In this regard, an adage that has been particularly helpful and inspirational to me is: "Survey large fields, but cultivate small ones." Often we want to cultivate large fields before we are properly prepared and equipped to do so.
So it seems that we must have a profound knowledge of our own capabilities AND limits in order to plan as properly and patiently as Elder Richards suggests. He continues:
Concentrating on an immediate task while envisioning and planning for extensive growth requires genuine patience, and patience is very essential to sound growth and development.
Oh man, do I ever need help with this. It’s one of the things I have terrible troubles with. I get brilliant ideas for enormous projects and get all excited about them, and then I realize that I don’t have time for them. It is absolutely agonizing to me when I realize I have to wait until I actually have time before I get started on that shiny new project. And this is usually when I have about five or six other projects that I have previously placed on the back burner! I keep saying to myself, “If I just do a little bit on it at a time, I can do it.” And inevitably, my enthusiasm wanes at some point and then the project remains at a bare beginning. Most of my projects are of a literary nature and are extensive in scope. Ideas for non-fiction, ideas for novels, ideas for short stories, ideas for posts on this blog…
One way to develop patience and to make it a positive force is to carefully plan our activities and set realistic objectives and goals. Sound planning requires meditation, patience, and prayer.
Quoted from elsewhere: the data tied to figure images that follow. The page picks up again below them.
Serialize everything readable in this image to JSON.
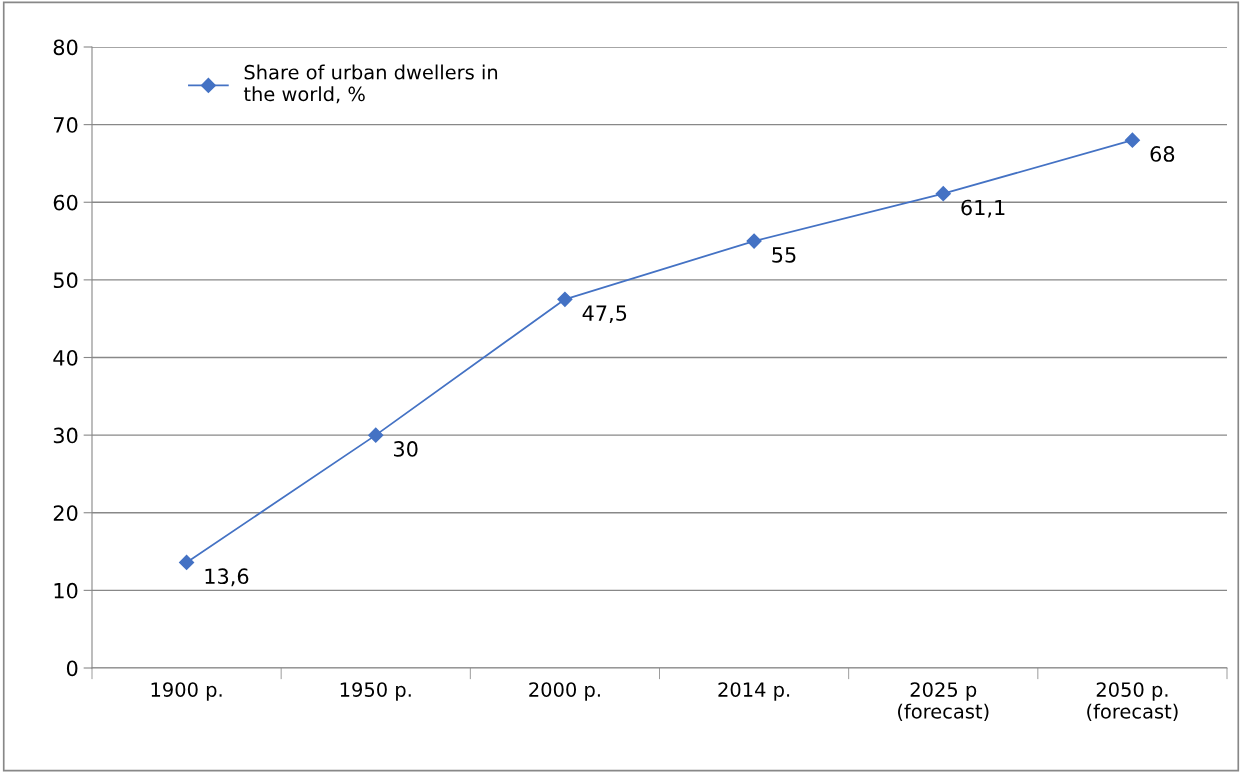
{
  "chart_data": {
    "type": "line",
    "categories": [
      "1900 p.",
      "1950 p.",
      "2000 p.",
      "2014 p.",
      "2025 p\n(forecast)",
      "2050 p.\n(forecast)"
    ],
    "series": [
      {
        "name": "Share of urban dwellers in\nthe world, %",
        "color": "#4472c4",
        "values": [
          13.6,
          30,
          47.5,
          55,
          61.1,
          68
        ],
        "value_labels": [
          "13,6",
          "30",
          "47,5",
          "55",
          "61,1",
          "68"
        ]
      }
    ],
    "ylim": [
      0,
      80
    ],
    "yticks": [
      0,
      10,
      20,
      30,
      40,
      50,
      60,
      70,
      80
    ],
    "grid": "y",
    "legend": "top left",
    "marker": "diamond",
    "line_style": "solid"
  }
}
President McKay has frequently referred to the great benefits…derived from meditation.
This reminds me of an interesting thing I read that President Eisenhower once said, which went something like this: the important things are rarely urgent and the urgent things are rarely important.

So, to be committed to the important things, you frequently have to take the initiative and work them into your schedule with the expectation that your efforts will be rewarded in time. And because the important things are rarely urgent, they are like indications of God’s patience with us, waiting for us to commit to them.
Frequently, patience is developed when coupled with repentance: a changing of one's attitude, a controlling of one's temper, or some other corrective action. But patience combined with prayer, repentance, faith, and works will overcome obstacles of every nature.

Patience means persevering, and persevering means work—mental and physical.
Maybe the persevering part is where I get hung up.
President Grant used to quote Ralph Waldo Emerson: "That which we persist in doing becomes easy to do, not that the nature of the thing has changed, but that our power to do it has increased." …. [B]e not weary in well-doing, for ye are laying the foundation of a great work. And out of small things proceedeth that which is great. (Doctrine & Covenants 64:33.)
I suppose that when we carefully budget our time and energy to the things that most matter, we can avoid getting too tired of doing good things. I just wish I could remember not to get impatient with those small, laying-the-foundation things!

So, what have I learned from these quotes? I've learned a lot actually:
  • A patient person allows others to make choices.
  • A patient person looks for and is aware of long term consequences.
  • Prosperity, health, and well-being can actually increase our impatience.
  • Patience helps keep us from exhausting ourselves and our bank accounts.
  • Patience requires attention to both immediate tasks and long-term planning.
  • Patience requires meditation and reflection.
  • The non-urgent yet important things in our lives are manifestations of God’s patience with us.
  • Patience comes through repentance.
  • Patience takes work.
  • Having patience and not over-extending ourselves prevents us from becoming weary of well-doing.